I suppose the limit should be as $x$ tends to $b$.

The answer to you question is NO.

You can construct a non-decreasing positive function as follows:

Consider the following points:

$x_0=a$

$x_1=a+\frac{b-a}{2}$

$x_2=a+\frac{b-a}{2}+\frac{b-a}{4}$

$x_3=a+\frac{b-a}{2}+\frac{b-a}{4}+\frac{b-a}{8}$

etc, i.e. at each step you take the midpoint of the segment on the right of you last selected point.

Set $f(x_0)=1, f(x_1)=0$. Then set $f(x_{n})=\frac{1}{2}f(x_{n-2})$. Finally, make $f$ linear in between the $x$'s.

What you now have is a piecewise linear function s.t. for a fixed $x=x_n$ for some $n$, we have that $\forall y>x, f(y)<f(x)$ though the function is not strictly decreasing.

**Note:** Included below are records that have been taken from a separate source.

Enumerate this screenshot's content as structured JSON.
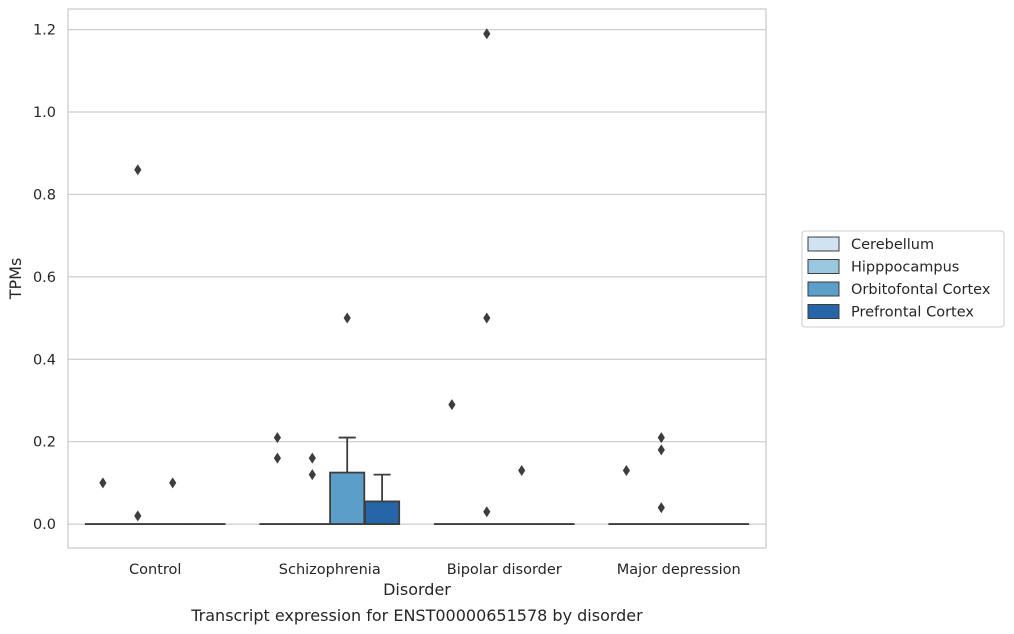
{
  "caption": "Transcript expression for ENST00000651578 by disorder",
  "chart_data": {
    "type": "box",
    "xlabel": "Disorder",
    "ylabel": "TPMs",
    "categories": [
      "Control",
      "Schizophrenia",
      "Bipolar disorder",
      "Major depression"
    ],
    "ylim": [
      -0.058,
      1.25
    ],
    "yticks": [
      0.0,
      0.2,
      0.4,
      0.6,
      0.8,
      1.0,
      1.2
    ],
    "ytick_labels": [
      "0.0",
      "0.2",
      "0.4",
      "0.6",
      "0.8",
      "1.0",
      "1.2"
    ],
    "grid": true,
    "legend_position": "right",
    "series": [
      {
        "name": "Cerebellum",
        "color": "#d1e2f2",
        "boxes": [
          {
            "category": "Control",
            "q1": 0,
            "median": 0,
            "q3": 0,
            "whisker_low": 0,
            "whisker_high": 0,
            "outliers": [
              0.1
            ]
          },
          {
            "category": "Schizophrenia",
            "q1": 0,
            "median": 0,
            "q3": 0,
            "whisker_low": 0,
            "whisker_high": 0,
            "outliers": [
              0.21,
              0.16
            ]
          },
          {
            "category": "Bipolar disorder",
            "q1": 0,
            "median": 0,
            "q3": 0,
            "whisker_low": 0,
            "whisker_high": 0,
            "outliers": [
              0.29
            ]
          },
          {
            "category": "Major depression",
            "q1": 0,
            "median": 0,
            "q3": 0,
            "whisker_low": 0,
            "whisker_high": 0,
            "outliers": [
              0.13
            ]
          }
        ]
      },
      {
        "name": "Hipppocampus",
        "color": "#9ac8e0",
        "boxes": [
          {
            "category": "Control",
            "q1": 0,
            "median": 0,
            "q3": 0,
            "whisker_low": 0,
            "whisker_high": 0,
            "outliers": [
              0.86,
              0.02
            ]
          },
          {
            "category": "Schizophrenia",
            "q1": 0,
            "median": 0,
            "q3": 0,
            "whisker_low": 0,
            "whisker_high": 0,
            "outliers": [
              0.16,
              0.12
            ]
          },
          {
            "category": "Bipolar disorder",
            "q1": 0,
            "median": 0,
            "q3": 0,
            "whisker_low": 0,
            "whisker_high": 0,
            "outliers": [
              1.19,
              0.5,
              0.03
            ]
          },
          {
            "category": "Major depression",
            "q1": 0,
            "median": 0,
            "q3": 0,
            "whisker_low": 0,
            "whisker_high": 0,
            "outliers": [
              0.21,
              0.18,
              0.04
            ]
          }
        ]
      },
      {
        "name": "Orbitofontal Cortex",
        "color": "#5a9ec9",
        "boxes": [
          {
            "category": "Control",
            "q1": 0,
            "median": 0,
            "q3": 0,
            "whisker_low": 0,
            "whisker_high": 0,
            "outliers": [
              0.1
            ]
          },
          {
            "category": "Schizophrenia",
            "q1": 0,
            "median": 0,
            "q3": 0.125,
            "whisker_low": 0,
            "whisker_high": 0.21,
            "outliers": [
              0.5
            ]
          },
          {
            "category": "Bipolar disorder",
            "q1": 0,
            "median": 0,
            "q3": 0,
            "whisker_low": 0,
            "whisker_high": 0,
            "outliers": [
              0.13
            ]
          },
          {
            "category": "Major depression",
            "q1": 0,
            "median": 0,
            "q3": 0,
            "whisker_low": 0,
            "whisker_high": 0,
            "outliers": []
          }
        ]
      },
      {
        "name": "Prefrontal Cortex",
        "color": "#2666a8",
        "boxes": [
          {
            "category": "Control",
            "q1": 0,
            "median": 0,
            "q3": 0,
            "whisker_low": 0,
            "whisker_high": 0,
            "outliers": []
          },
          {
            "category": "Schizophrenia",
            "q1": 0,
            "median": 0,
            "q3": 0.055,
            "whisker_low": 0,
            "whisker_high": 0.12,
            "outliers": []
          },
          {
            "category": "Bipolar disorder",
            "q1": 0,
            "median": 0,
            "q3": 0,
            "whisker_low": 0,
            "whisker_high": 0,
            "outliers": []
          },
          {
            "category": "Major depression",
            "q1": 0,
            "median": 0,
            "q3": 0,
            "whisker_low": 0,
            "whisker_high": 0,
            "outliers": []
          }
        ]
      }
    ]
  }
}
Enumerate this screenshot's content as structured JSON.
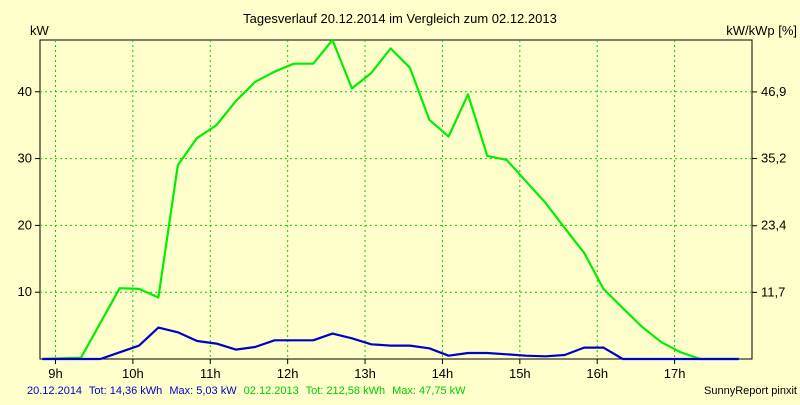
{
  "chart_data": {
    "type": "line",
    "title": "Tagesverlauf 20.12.2014 im Vergleich zum 02.12.2013",
    "ylabel_left": "kW",
    "ylabel_right": "kW/kWp [%]",
    "xlim": [
      8.8,
      18.0
    ],
    "ylim": [
      0,
      47.75
    ],
    "grid": true,
    "x_ticks": [
      9,
      10,
      11,
      12,
      13,
      14,
      15,
      16,
      17
    ],
    "x_tick_labels": [
      "9h",
      "10h",
      "11h",
      "12h",
      "13h",
      "14h",
      "15h",
      "16h",
      "17h"
    ],
    "y_left_ticks": [
      10,
      20,
      30,
      40
    ],
    "y_left_tick_labels": [
      "10",
      "20",
      "30",
      "40"
    ],
    "y_right_ticks": [
      11.7,
      23.4,
      35.2,
      46.9
    ],
    "y_right_tick_labels": [
      "11,7",
      "23,4",
      "35,2",
      "46,9"
    ],
    "y_right_scale": 1.173,
    "series": [
      {
        "name": "02.12.2013",
        "color": "#00ee00",
        "x": [
          8.83,
          9.33,
          9.83,
          10.08,
          10.33,
          10.58,
          10.83,
          11.08,
          11.33,
          11.58,
          11.83,
          12.08,
          12.33,
          12.58,
          12.83,
          13.08,
          13.33,
          13.58,
          13.83,
          14.08,
          14.33,
          14.58,
          14.83,
          15.08,
          15.33,
          15.58,
          15.83,
          16.08,
          16.33,
          16.58,
          16.83,
          17.08,
          17.33,
          17.58,
          17.83
        ],
        "values": [
          0,
          0.2,
          10.6,
          10.5,
          9.2,
          29.0,
          33.1,
          35.0,
          38.6,
          41.5,
          43.0,
          44.2,
          44.2,
          47.75,
          40.5,
          42.8,
          46.5,
          43.6,
          35.8,
          33.3,
          39.6,
          30.4,
          29.8,
          26.6,
          23.4,
          19.6,
          15.9,
          10.5,
          7.6,
          4.8,
          2.5,
          1.0,
          0,
          0,
          0
        ],
        "legend_label": "02.12.2013",
        "tot_label": "Tot: 212,58 kWh",
        "max_label": "Max: 47,75 kW"
      },
      {
        "name": "20.12.2014",
        "color": "#0000cc",
        "x": [
          8.83,
          9.33,
          9.58,
          9.83,
          10.08,
          10.33,
          10.58,
          10.83,
          11.08,
          11.33,
          11.58,
          11.83,
          12.08,
          12.33,
          12.58,
          12.83,
          13.08,
          13.33,
          13.58,
          13.83,
          14.08,
          14.33,
          14.58,
          14.83,
          15.08,
          15.33,
          15.58,
          15.83,
          16.08,
          16.33,
          16.58,
          16.83,
          17.08,
          17.33,
          17.58,
          17.83
        ],
        "values": [
          0,
          0,
          0,
          1.0,
          2.0,
          4.7,
          4.0,
          2.7,
          2.3,
          1.4,
          1.8,
          2.8,
          2.8,
          2.8,
          3.8,
          3.1,
          2.2,
          2.0,
          2.0,
          1.6,
          0.5,
          0.9,
          0.9,
          0.7,
          0.5,
          0.4,
          0.6,
          1.7,
          1.7,
          0,
          0,
          0,
          0,
          0,
          0,
          0
        ],
        "legend_label": "20.12.2014",
        "tot_label": "Tot: 14,36 kWh",
        "max_label": "Max: 5,03 kW"
      }
    ]
  },
  "footer": {
    "credit": "SunnyReport pinxit"
  }
}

Now easily it follows that $\lim_{x\rightarrow b}f(x)=0$.

Answer 4

No, the conditions are insufficient. This is because the condition that the limit of the function vanish as $x\to b$ is very local -- it tells us the behavior of the function only near $b$. Therefore, anything could happen as $x\to a$, for example: the function may oscillate infinitely often in a subset of $[a,b]$ and still converge to $0$ as $x\to b$.